Stability AI has released Stable Diffusion 3.5

The developers of Stable Diffusion chose to focus on thorough improvements over the course of four months rather than implementing quick fixes. The primary innovation in Stable Diffusion 3.5 is the adoption of the MMDiT (Multimodal Diffusion Transformer) architecture. Unlike previous versions, the new model utilizes three pre-trained text encoders simultaneously. This significant technical decision required extensive modifications to the entire architecture.

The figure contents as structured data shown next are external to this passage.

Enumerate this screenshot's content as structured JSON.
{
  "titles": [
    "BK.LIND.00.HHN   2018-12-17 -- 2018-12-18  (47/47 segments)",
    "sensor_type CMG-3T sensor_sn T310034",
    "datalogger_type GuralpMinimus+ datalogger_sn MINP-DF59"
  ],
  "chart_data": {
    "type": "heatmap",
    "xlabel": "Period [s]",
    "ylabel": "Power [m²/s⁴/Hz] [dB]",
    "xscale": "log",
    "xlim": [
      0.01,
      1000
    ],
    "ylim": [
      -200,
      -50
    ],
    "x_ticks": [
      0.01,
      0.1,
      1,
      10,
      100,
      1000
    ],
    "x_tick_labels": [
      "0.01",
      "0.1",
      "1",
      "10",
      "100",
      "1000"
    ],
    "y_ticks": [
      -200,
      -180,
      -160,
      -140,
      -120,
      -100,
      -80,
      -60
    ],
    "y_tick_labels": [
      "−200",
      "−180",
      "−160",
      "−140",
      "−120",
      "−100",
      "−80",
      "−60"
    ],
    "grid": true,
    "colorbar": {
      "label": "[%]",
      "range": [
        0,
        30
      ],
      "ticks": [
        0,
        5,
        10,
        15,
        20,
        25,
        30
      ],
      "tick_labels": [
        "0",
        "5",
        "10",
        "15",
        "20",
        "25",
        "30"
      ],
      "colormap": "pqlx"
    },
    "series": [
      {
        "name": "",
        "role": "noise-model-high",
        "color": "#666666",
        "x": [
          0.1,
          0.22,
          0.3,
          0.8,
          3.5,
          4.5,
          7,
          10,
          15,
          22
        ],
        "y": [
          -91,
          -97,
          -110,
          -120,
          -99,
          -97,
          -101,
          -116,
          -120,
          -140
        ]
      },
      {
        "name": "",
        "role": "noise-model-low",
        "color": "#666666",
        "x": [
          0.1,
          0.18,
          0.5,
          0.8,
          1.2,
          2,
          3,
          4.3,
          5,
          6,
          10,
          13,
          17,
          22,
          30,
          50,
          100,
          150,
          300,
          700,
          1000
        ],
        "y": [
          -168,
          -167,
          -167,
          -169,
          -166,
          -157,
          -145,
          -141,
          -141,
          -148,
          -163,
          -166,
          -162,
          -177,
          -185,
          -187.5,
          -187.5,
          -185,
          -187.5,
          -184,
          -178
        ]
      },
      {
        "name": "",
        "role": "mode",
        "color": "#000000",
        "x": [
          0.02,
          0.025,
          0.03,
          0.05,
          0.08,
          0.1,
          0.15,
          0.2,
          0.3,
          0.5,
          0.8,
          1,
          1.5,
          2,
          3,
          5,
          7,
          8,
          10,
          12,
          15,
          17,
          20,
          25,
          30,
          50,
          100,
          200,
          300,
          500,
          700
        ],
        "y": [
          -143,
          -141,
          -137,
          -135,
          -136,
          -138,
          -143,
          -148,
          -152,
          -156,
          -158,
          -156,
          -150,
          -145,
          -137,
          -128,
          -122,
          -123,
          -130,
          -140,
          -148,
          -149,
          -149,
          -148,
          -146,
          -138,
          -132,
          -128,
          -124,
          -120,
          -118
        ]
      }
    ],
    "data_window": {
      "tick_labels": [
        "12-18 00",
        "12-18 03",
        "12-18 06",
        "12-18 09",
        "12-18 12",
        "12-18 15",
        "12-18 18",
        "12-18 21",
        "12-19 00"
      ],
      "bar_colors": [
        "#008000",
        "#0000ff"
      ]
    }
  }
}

On the Hugging Face platform, Stable Diffusion 3.5 models are now available, including the Stable Diffusion 3.5 Largewith 8 billion parameters and the faster version, Stable Diffusion 3.5 Large Turbo. These models are designed for high performance and speed, respectively. The source code for these models can be found on GitHub. The Stable Diffusion 3.5 Medium, which contains 2.5 billion parameters, is set for release on October 29, 2024. All three models are designed to handle various styles and genres effectively, including drawings, 3D models, and photographs. The company claims that these are their most powerful models to date, optimized to run efficiently on user devices without high system requirements. The Medium version is specifically optimized for smartphones, as reported by TechCrunch.

The final images generated using Stable Diffusion 3.5 can be used for free in non-commercial contexts. For commercial use, no fee is required as long as the company’s revenue does not exceed $1 million. If the company exceeds this revenue threshold, a corporate license must be obtained individually.